• fpga-based SoC
• autonomous driving
• Vitis AI
• embedded platforms
• Ultrascale+
• Xilinx
• deep neural networks
• hardware acceleration

Recently, renewed attention to Artificial Intelligence has emerged thanks to algorithms called Deep Neural Networks, which can achieve high performance in performing specific tasks. Nowadays, DNNs can even overcome human accuracy, at the cost of a high computational complexity. GPUs are used to accelerate the training and inference phases of a DNN, but generally determine a very high power consumption. The latter, together with the need of low latency, is critical for power and resource constrained embedded platforms and AI real time applications. GPUs are less attractive for them and therefore there is a growing demand for specialized Hardware Accelerators, which can fit embedded platforms requirements.

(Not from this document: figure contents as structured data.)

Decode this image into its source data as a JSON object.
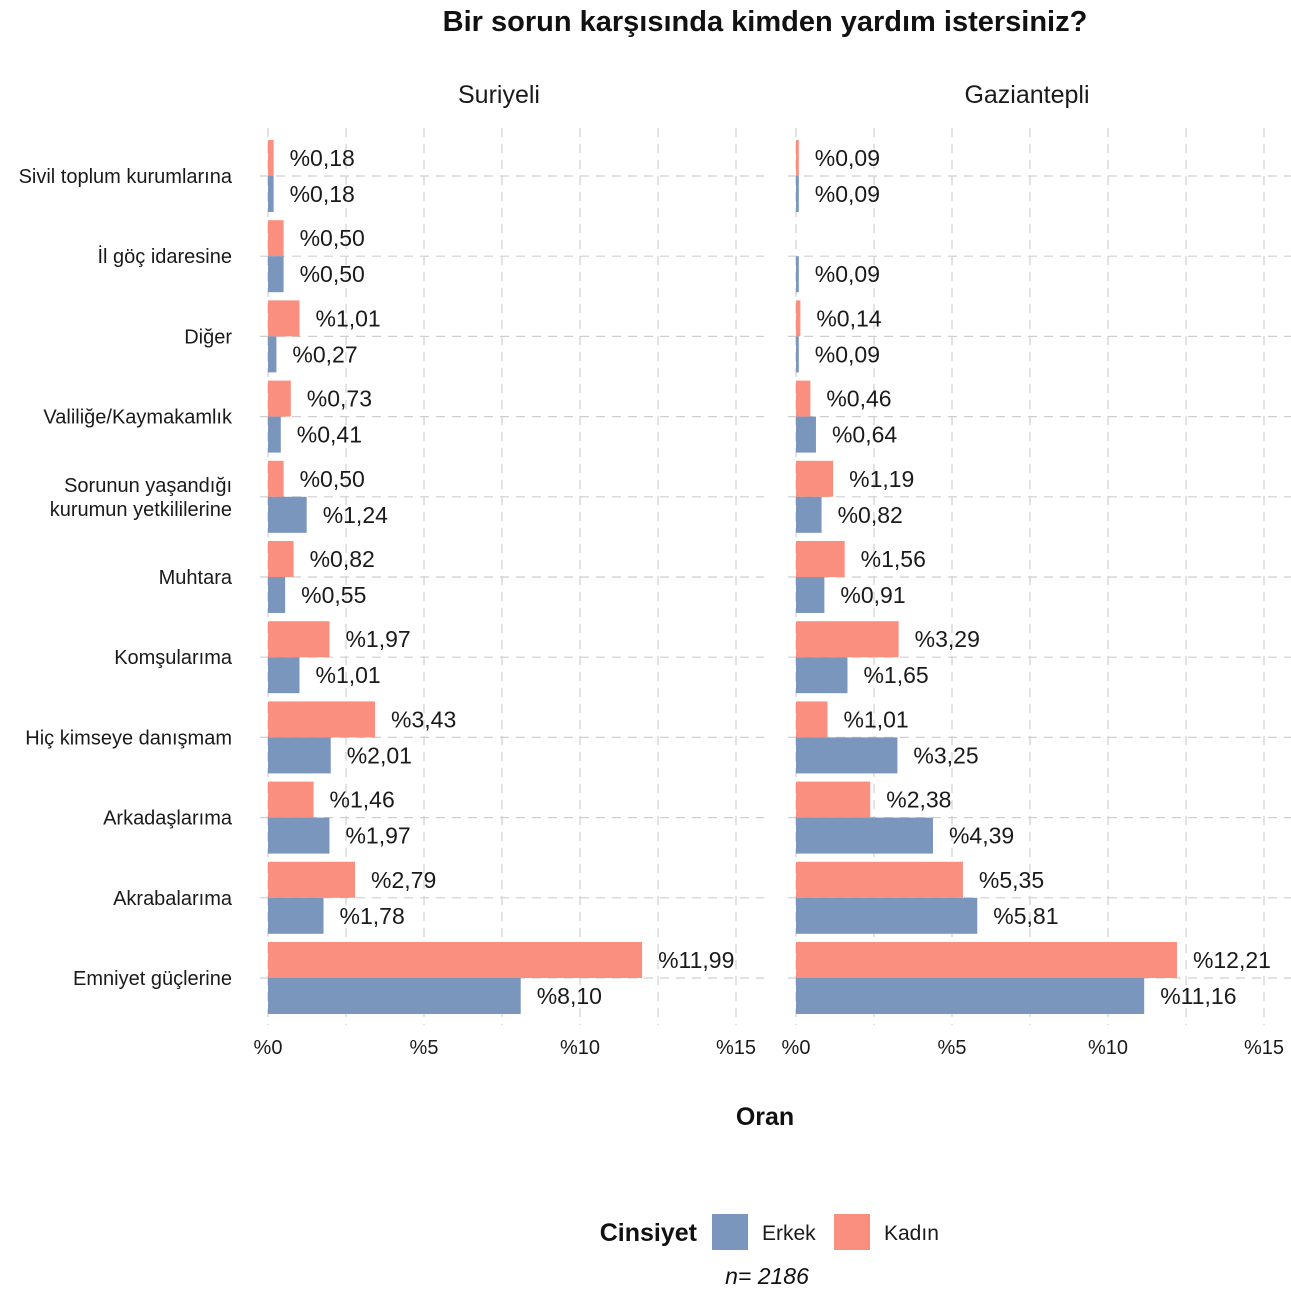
{
  "chart_data": {
    "type": "bar",
    "orientation": "horizontal",
    "title": "Bir sorun karşısında kimden yardım istersiniz?",
    "xlabel": "Oran",
    "xlim": [
      0,
      15
    ],
    "x_ticks": [
      0,
      5,
      10,
      15
    ],
    "tick_prefix": "%",
    "grid": true,
    "categories": [
      "Sivil toplum kurumlarına",
      "İl göç idaresine",
      "Diğer",
      "Valiliğe/Kaymakamlık",
      "Sorunun yaşandığı kurumun yetkililerine",
      "Muhtara",
      "Komşularıma",
      "Hiç kimseye danışmam",
      "Arkadaşlarıma",
      "Akrabalarıma",
      "Emniyet güçlerine"
    ],
    "category_lines": [
      [
        "Sivil toplum kurumlarına"
      ],
      [
        "İl göç idaresine"
      ],
      [
        "Diğer"
      ],
      [
        "Valiliğe/Kaymakamlık"
      ],
      [
        "Sorunun yaşandığı",
        "kurumun yetkililerine"
      ],
      [
        "Muhtara"
      ],
      [
        "Komşularıma"
      ],
      [
        "Hiç kimseye danışmam"
      ],
      [
        "Arkadaşlarıma"
      ],
      [
        "Akrabalarıma"
      ],
      [
        "Emniyet güçlerine"
      ]
    ],
    "legend": {
      "title": "Cinsiyet",
      "position": "bottom",
      "items": [
        {
          "key": "erkek",
          "label": "Erkek",
          "color": "#7b96bd"
        },
        {
          "key": "kadin",
          "label": "Kadın",
          "color": "#fa8e7f"
        }
      ]
    },
    "panels": [
      {
        "title": "Suriyeli",
        "series": [
          {
            "key": "kadin",
            "name": "Kadın",
            "values": [
              0.18,
              0.5,
              1.01,
              0.73,
              0.5,
              0.82,
              1.97,
              3.43,
              1.46,
              2.79,
              11.99
            ],
            "labels": [
              "%0,18",
              "%0,50",
              "%1,01",
              "%0,73",
              "%0,50",
              "%0,82",
              "%1,97",
              "%3,43",
              "%1,46",
              "%2,79",
              "%11,99"
            ]
          },
          {
            "key": "erkek",
            "name": "Erkek",
            "values": [
              0.18,
              0.5,
              0.27,
              0.41,
              1.24,
              0.55,
              1.01,
              2.01,
              1.97,
              1.78,
              8.1
            ],
            "labels": [
              "%0,18",
              "%0,50",
              "%0,27",
              "%0,41",
              "%1,24",
              "%0,55",
              "%1,01",
              "%2,01",
              "%1,97",
              "%1,78",
              "%8,10"
            ]
          }
        ]
      },
      {
        "title": "Gaziantepli",
        "series": [
          {
            "key": "kadin",
            "name": "Kadın",
            "values": [
              0.09,
              null,
              0.14,
              0.46,
              1.19,
              1.56,
              3.29,
              1.01,
              2.38,
              5.35,
              12.21
            ],
            "labels": [
              "%0,09",
              null,
              "%0,14",
              "%0,46",
              "%1,19",
              "%1,56",
              "%3,29",
              "%1,01",
              "%2,38",
              "%5,35",
              "%12,21"
            ]
          },
          {
            "key": "erkek",
            "name": "Erkek",
            "values": [
              0.09,
              0.09,
              0.09,
              0.64,
              0.82,
              0.91,
              1.65,
              3.25,
              4.39,
              5.81,
              11.16
            ],
            "labels": [
              "%0,09",
              "%0,09",
              "%0,09",
              "%0,64",
              "%0,82",
              "%0,91",
              "%1,65",
              "%3,25",
              "%4,39",
              "%5,81",
              "%11,16"
            ]
          }
        ]
      }
    ],
    "caption": "n=  2186"
  }
}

This thesis is focused on the DNNs of the Baidu Apollo autonomous driving framework. These models are in Caffe format and optimized to execute on NVIDIA GPUs. In this work, FPGA-based hardware accelerators, one for each Apollo DNN, are proposed and based on the Deep Learning Processor Unit core by Xilinx. The HAs are deployed on a Xilinx Ultrascale+ ZCU102 SoC FPGA platform and implemented using the Vitis AI v1.2 tool, which applies compression techniques, in order to reduce DNN complexity. During the implementation, some issues due to strict limitations of the tool have been faced and solved. Finally, an experimental evaluation has been conducted to evaluate the performance of each DNN, focusing on the resulting throughput expressed in frame rates.